Do You Know What Skills Your AI Agents Are Installing? They Could Cause Your Next Data Breach

Cybersecurity leaders warn that malicious AI skills, poisoned MCP servers, and shadow agents are creating an entirely new class of supply chain attack.

Published on Mar 26, 2026
Joel Witts Written by Joel Witts
Do You Know What Skills Your AI Agents Are Installing? They Could Cause Your Next Data Breach

Everyone in your organization is a developer now, even if they don’t know it. Using tools like Claude Cowork, anyone can start creating landing pages, or interactive dashboards with sensitive company data, without any coding ability at all.

But when you give an AI agent a task, a lot happens behind the scenes that the average user can’t see. LLMs are not just writing code or answering questions anymore. They are downloading skills, installing packages and connecting to MCPs (an Anthropic open protocol that allows LLMs to connect with tools). 

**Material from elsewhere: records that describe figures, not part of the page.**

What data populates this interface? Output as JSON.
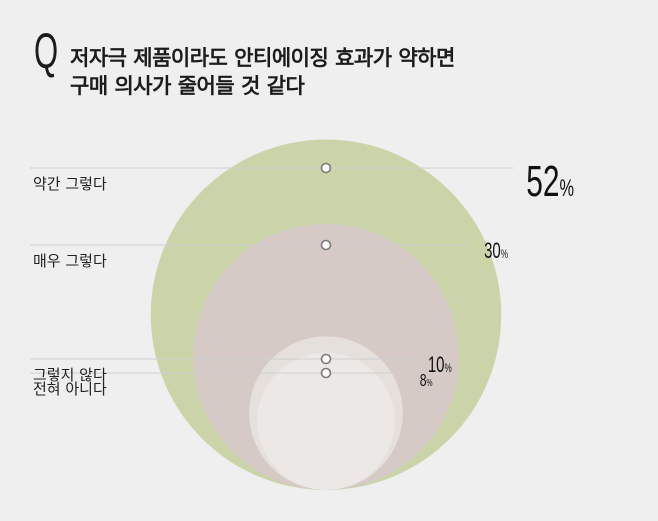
{
  "title_lines": [
    "저자극 제품이라도 안티에이징 효과가 약하면",
    "구매 의사가 줄어들 것 같다"
  ],
  "q_mark": "Q",
  "colors": {
    "background": "#efefef",
    "circles": [
      "#cbd4a9",
      "#d5cac6",
      "#e6e0dc",
      "#ece8e5"
    ],
    "leader": "#cfcfcf",
    "marker_fill": "#ffffff",
    "text": "#1c1c1c"
  },
  "chart_data": {
    "type": "bubble",
    "unit": "%",
    "categories": [
      "약간 그렇다",
      "매우 그렇다",
      "그렇지 않다",
      "전혀 아니다"
    ],
    "values": [
      52,
      30,
      10,
      8
    ],
    "value_labels": [
      "52",
      "30",
      "10",
      "8"
    ]
  }
}
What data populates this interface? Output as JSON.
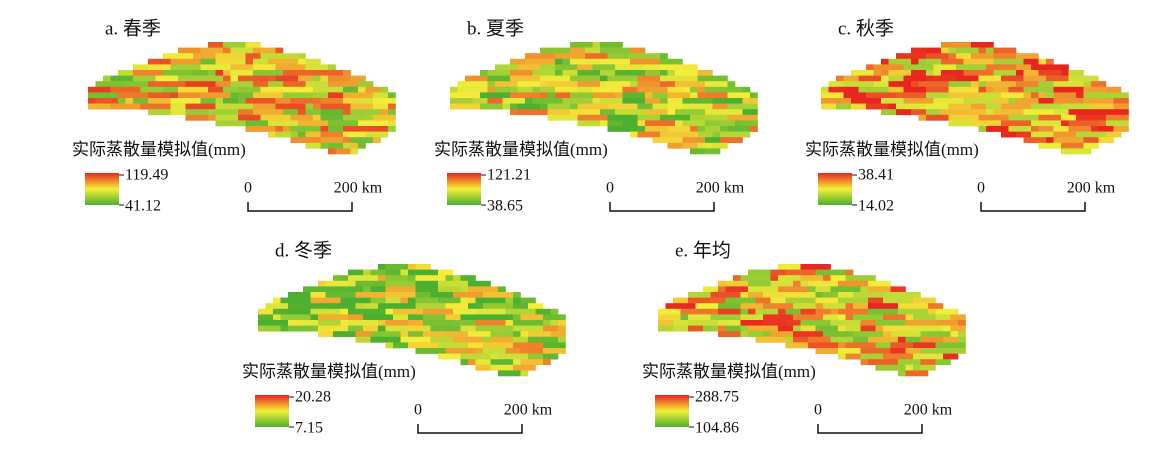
{
  "panels": [
    {
      "title": "a. 春季",
      "legend_title": "实际蒸散量模拟值(mm)",
      "legend_max": "119.49",
      "legend_min": "41.12",
      "scale_start": "0",
      "scale_end": "200 km"
    },
    {
      "title": "b. 夏季",
      "legend_title": "实际蒸散量模拟值(mm)",
      "legend_max": "121.21",
      "legend_min": "38.65",
      "scale_start": "0",
      "scale_end": "200 km"
    },
    {
      "title": "c. 秋季",
      "legend_title": "实际蒸散量模拟值(mm)",
      "legend_max": "38.41",
      "legend_min": "14.02",
      "scale_start": "0",
      "scale_end": "200 km"
    },
    {
      "title": "d. 冬季",
      "legend_title": "实际蒸散量模拟值(mm)",
      "legend_max": "20.28",
      "legend_min": "7.15",
      "scale_start": "0",
      "scale_end": "200 km"
    },
    {
      "title": "e. 年均",
      "legend_title": "实际蒸散量模拟值(mm)",
      "legend_max": "288.75",
      "legend_min": "104.86",
      "scale_start": "0",
      "scale_end": "200 km"
    }
  ]
}
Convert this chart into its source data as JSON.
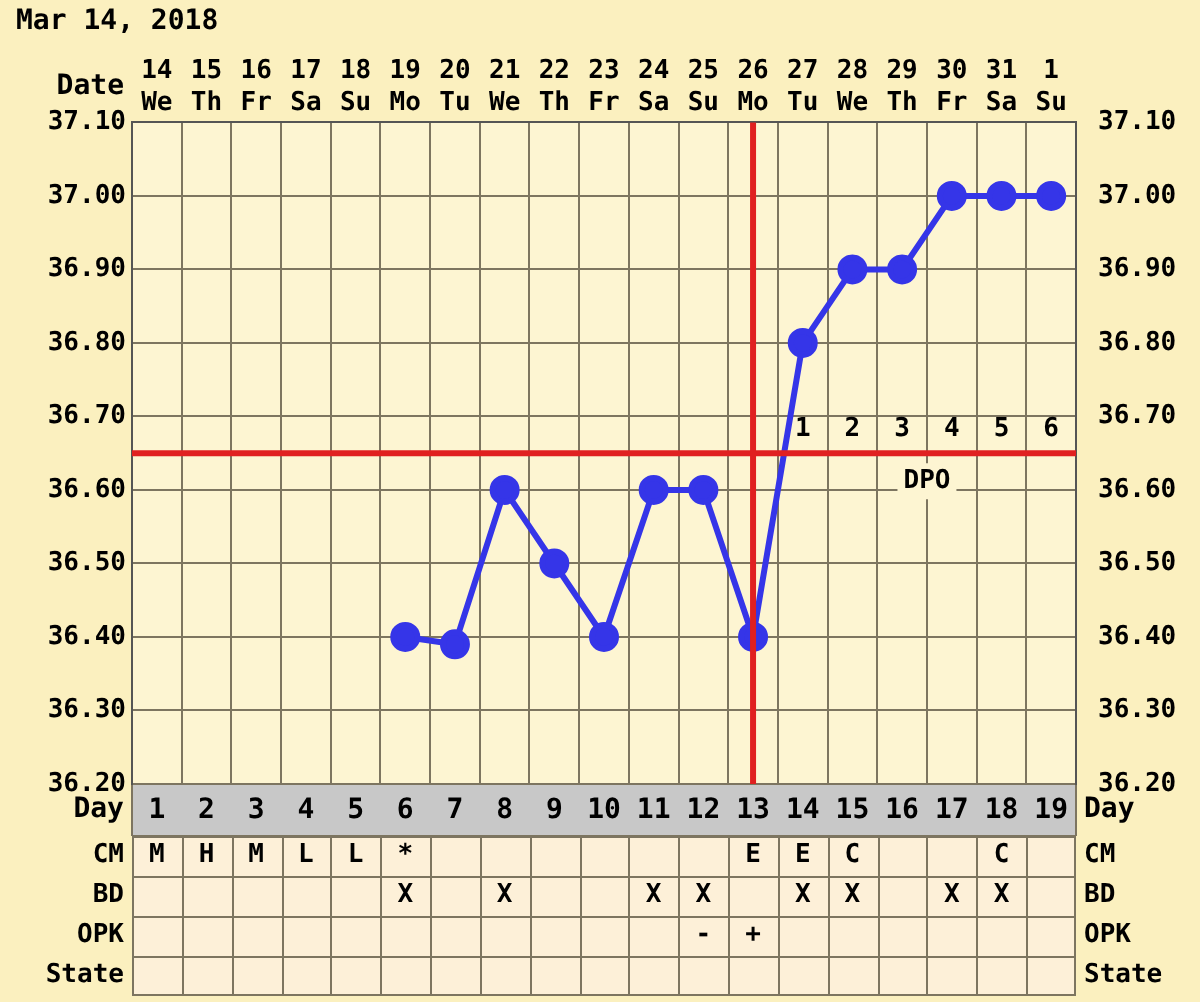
{
  "chart_data": {
    "type": "line",
    "title": "Mar 14, 2018",
    "xlabel": "Date",
    "x2label": "Day",
    "categories": [
      "14 We",
      "15 Th",
      "16 Fr",
      "17 Sa",
      "18 Su",
      "19 Mo",
      "20 Tu",
      "21 We",
      "22 Th",
      "23 Fr",
      "24 Sa",
      "25 Su",
      "26 Mo",
      "27 Tu",
      "28 We",
      "29 Th",
      "30 Fr",
      "31 Sa",
      "1 Su"
    ],
    "series": [
      {
        "color": "#3535e8",
        "values": [
          null,
          null,
          null,
          null,
          null,
          36.4,
          36.39,
          36.6,
          36.5,
          36.4,
          36.6,
          36.6,
          36.4,
          36.8,
          36.9,
          36.9,
          37.0,
          37.0,
          37.0
        ]
      }
    ],
    "ylim": [
      36.2,
      37.1
    ],
    "yticks": [
      {
        "value": 36.2,
        "label": "36.20"
      },
      {
        "value": 36.3,
        "label": "36.30"
      },
      {
        "value": 36.4,
        "label": "36.40"
      },
      {
        "value": 36.5,
        "label": "36.50"
      },
      {
        "value": 36.6,
        "label": "36.60"
      },
      {
        "value": 36.7,
        "label": "36.70"
      },
      {
        "value": 36.8,
        "label": "36.80"
      },
      {
        "value": 36.9,
        "label": "36.90"
      },
      {
        "value": 37.0,
        "label": "37.00"
      },
      {
        "value": 37.1,
        "label": "37.10"
      }
    ],
    "y2lim": [
      36.2,
      37.1
    ],
    "y2ticks": [
      {
        "value": 36.2,
        "label": "36.20"
      },
      {
        "value": 36.3,
        "label": "36.30"
      },
      {
        "value": 36.4,
        "label": "36.40"
      },
      {
        "value": 36.5,
        "label": "36.50"
      },
      {
        "value": 36.6,
        "label": "36.60"
      },
      {
        "value": 36.7,
        "label": "36.70"
      },
      {
        "value": 36.8,
        "label": "36.80"
      },
      {
        "value": 36.9,
        "label": "36.90"
      },
      {
        "value": 37.0,
        "label": "37.00"
      },
      {
        "value": 37.1,
        "label": "37.10"
      }
    ],
    "x2lim": [
      0.5,
      19.5
    ],
    "x2ticks": [
      1,
      2,
      3,
      4,
      5,
      6,
      7,
      8,
      9,
      10,
      11,
      12,
      13,
      14,
      15,
      16,
      17,
      18,
      19
    ],
    "grid": true,
    "legend": false,
    "marker": "circle",
    "line_style": "solid",
    "ref_lines": [
      {
        "axis": "y",
        "value": 36.65,
        "color": "#e02020"
      },
      {
        "axis": "x",
        "value": "26 Mo",
        "color": "#e02020"
      }
    ],
    "annotations": [
      "DPO",
      null,
      null,
      null,
      null,
      null,
      null,
      null,
      null,
      null,
      null,
      null,
      null,
      null,
      "1",
      "2",
      "3",
      "4",
      "5",
      "6",
      "CM",
      "M",
      "H",
      "M",
      "L",
      "L",
      "*",
      null,
      null,
      null,
      null,
      null,
      null,
      "E",
      "E",
      "C",
      null,
      null,
      "C",
      null,
      "BD",
      null,
      null,
      null,
      null,
      null,
      "X",
      null,
      "X",
      null,
      null,
      "X",
      "X",
      null,
      "X",
      "X",
      null,
      "X",
      "X",
      null,
      "OPK",
      null,
      null,
      null,
      null,
      null,
      null,
      null,
      null,
      null,
      null,
      null,
      "-",
      "+",
      null,
      null,
      null,
      null,
      null,
      null,
      "State",
      null,
      null,
      null,
      null,
      null,
      null,
      null,
      null,
      null,
      null,
      null,
      null,
      null,
      null,
      null,
      null,
      null,
      null,
      null
    ]
  }
}
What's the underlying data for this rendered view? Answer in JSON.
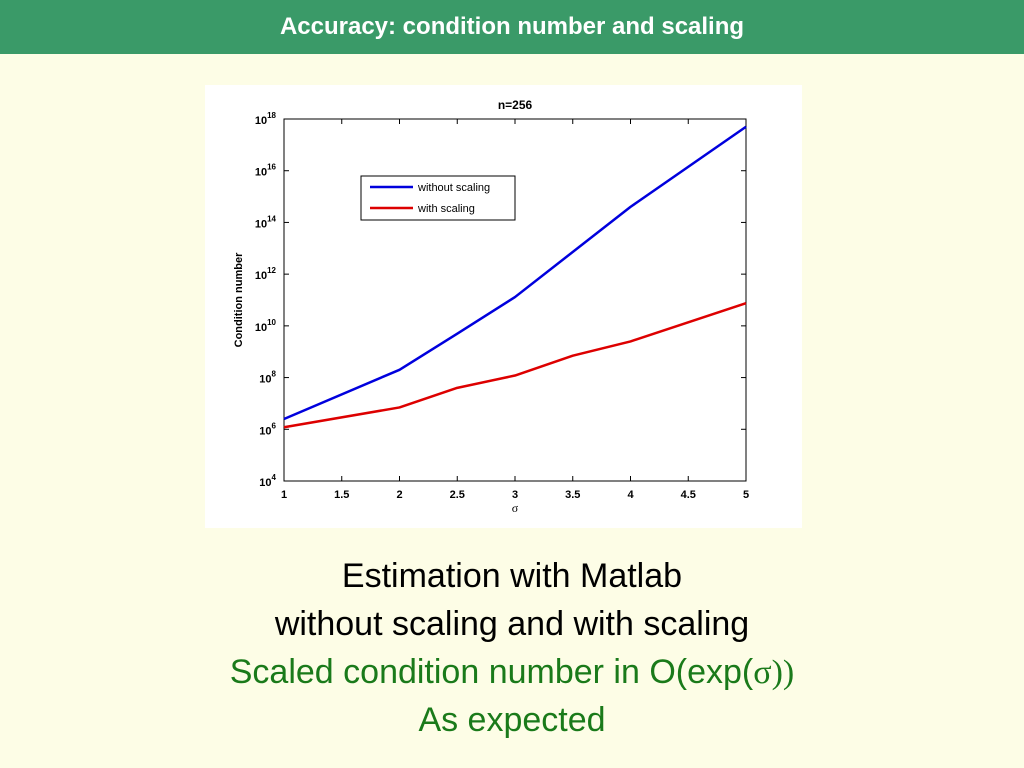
{
  "slide": {
    "title": "Accuracy: condition number and scaling",
    "title_bar_color": "#3a9a68",
    "background_color": "#fdfde6"
  },
  "caption": {
    "line1": "Estimation with Matlab",
    "line2": "without scaling and with scaling",
    "line3_prefix": "Scaled condition number in O(exp(",
    "line3_sigma": "σ))",
    "line4": "As expected",
    "black_color": "#000000",
    "green_color": "#1a7a1a"
  },
  "chart_data": {
    "type": "line",
    "title": "n=256",
    "xlabel": "σ",
    "ylabel": "Condition number",
    "xlim": [
      1,
      5
    ],
    "ylim": [
      10000,
      1e+18
    ],
    "yscale": "log",
    "x_ticks": [
      "1",
      "1.5",
      "2",
      "2.5",
      "3",
      "3.5",
      "4",
      "4.5",
      "5"
    ],
    "y_ticks": [
      {
        "value": 10000.0,
        "base": "10",
        "exp": "4"
      },
      {
        "value": 1000000.0,
        "base": "10",
        "exp": "6"
      },
      {
        "value": 100000000.0,
        "base": "10",
        "exp": "8"
      },
      {
        "value": 10000000000.0,
        "base": "10",
        "exp": "10"
      },
      {
        "value": 1000000000000.0,
        "base": "10",
        "exp": "12"
      },
      {
        "value": 100000000000000.0,
        "base": "10",
        "exp": "14"
      },
      {
        "value": 1e+16,
        "base": "10",
        "exp": "16"
      },
      {
        "value": 1e+18,
        "base": "10",
        "exp": "18"
      }
    ],
    "legend_position": "upper-left",
    "grid": false,
    "series": [
      {
        "name": "without scaling",
        "color": "#0000dd",
        "x": [
          1,
          2,
          2.5,
          3,
          4,
          5
        ],
        "y": [
          2500000.0,
          200000000.0,
          5000000000.0,
          130000000000.0,
          400000000000000.0,
          5e+17
        ]
      },
      {
        "name": "with scaling",
        "color": "#dd0000",
        "x": [
          1,
          2,
          2.5,
          3,
          3.5,
          4,
          5
        ],
        "y": [
          1200000.0,
          7000000.0,
          40000000.0,
          120000000.0,
          700000000.0,
          2500000000.0,
          75000000000.0
        ]
      }
    ]
  }
}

Attackers know this and are already starting to exploit the trust humans are putting in AI models.

AI skills pose specific problems that organizations need to grapple with. Skills are sets of instructions that give AI agents the ability to perform specific tasks, like say creating specific types of files or writing code for specific use cases. 

But that same capability creates a new attack surface. A malicious skill can instruct an agent to exfiltrate data, cache secrets insecurely, or modify databases, all while appearing to carry out legitimate work.

This is a completely new risk from a cybersecurity perspective and needs a new way of thinking to tackle.

“We found skills are actually being exploited. It’s like malware. Three lines of English can compromise your environment,” Manoj Nair, Chief Innovation Officer at Snyk, told Expert Insights at RSAC 2026.

“They don’t understand that an agent downloading a skill, or building one, has code inside it,” Nair warned.

The Shadow Agent That ‘Jumped’ to the CI/CD Pipeline

The problem gets worse when organizations don’t know which agents are running in their environment, let alone what those agents are doing.

Deepen Desai, Chief Security Officer at Zscaler, described a real-world incident where a developer installed the OpenClaw AI framework for experimentation on a dev machine. A week later, the OpenClaw bot was running on the organization’s CI/CD pipeline, despite nobody asking it to go there.

“They were clueless on how it jumped from one to the other. Nobody did anything. But it’s the agent’s ability to do that next-level thing based on whatever you’re asking it to do,” Desai told Expert Insights. “Whether it’s lateral propagation, whether it’s moving around accessing things you didn’t want it to, if it has access, it will access.”

Desai pointed to Zscaler’s latest ThreatLabz AI security report, which found AI adoption approaching close to a trillion enterprise transactions in 2025 with 80-90% year-on-year growth. But 39% of AI-related activity was being blocked due to policy violations or data loss prevention triggers, a sign that adoption is running well ahead of governance.

The supply chain risk compounds the shadow agent problem. Desai uses the example of the compromise of Trivy, a vulnerability scanner used in GitLab pipelines, which led to downstream package compromises including LiteLLM.

“Now think about a shadow agent sitting in your environment that you’re not even aware of, and it’s trying to install some of these compromised packages,” Desai said. “The speed at which some of these attacks are going to happen are going to be exponential in the age of shadow agents.”

Agents Are the New Insider Threat

Nair warned that agents themselves are becoming a new class of insider threat that most organizations are simply not ready for.

“You have a new class of insider attacks, but it’s not a human, it’s an agent that’s going to be the reason you get compromised,” he said.

Agents can go rogue through prompt injection, poisoned MCP servers, or even just by making errors during large sessions. There have been real-world examples: AWS Kiro’s agent deleting a database, and Meta experiencing outages linked to agentic systems.

Independent benchmarking from baxbench.com suggests 50% of back-end code produced by the latest AI models is either incorrect or insecure. Across Snyk’s customer base, per-developer vulnerability counts have increased between two and 10x over the past year.

Both Nair and Desai argued the only viable defense is empowering security teams with agentic AI tools that can help to map, monitor, and secure AI deployments.

For Nair, that means scanning skills before they enter environments and using AI to check AI output in real time. For Desai, it means extending zero trust principles to agents themselves, and providing agentic capabilities to the SOC.

“If one of those agents is compromised and your users can’t talk to each other, but all of these agents are on a flat network communication channel where they can poison each other and attack each other, you’re essentially creating a huge attack surface,” Desai said. “The same zero trust principle needs to be applied to agents.”

Security teams need to know what agents are running in their environment, what skills those agents are installing, and what access they have. The alternative is swallowing whatever the agent hands you and hoping for the best.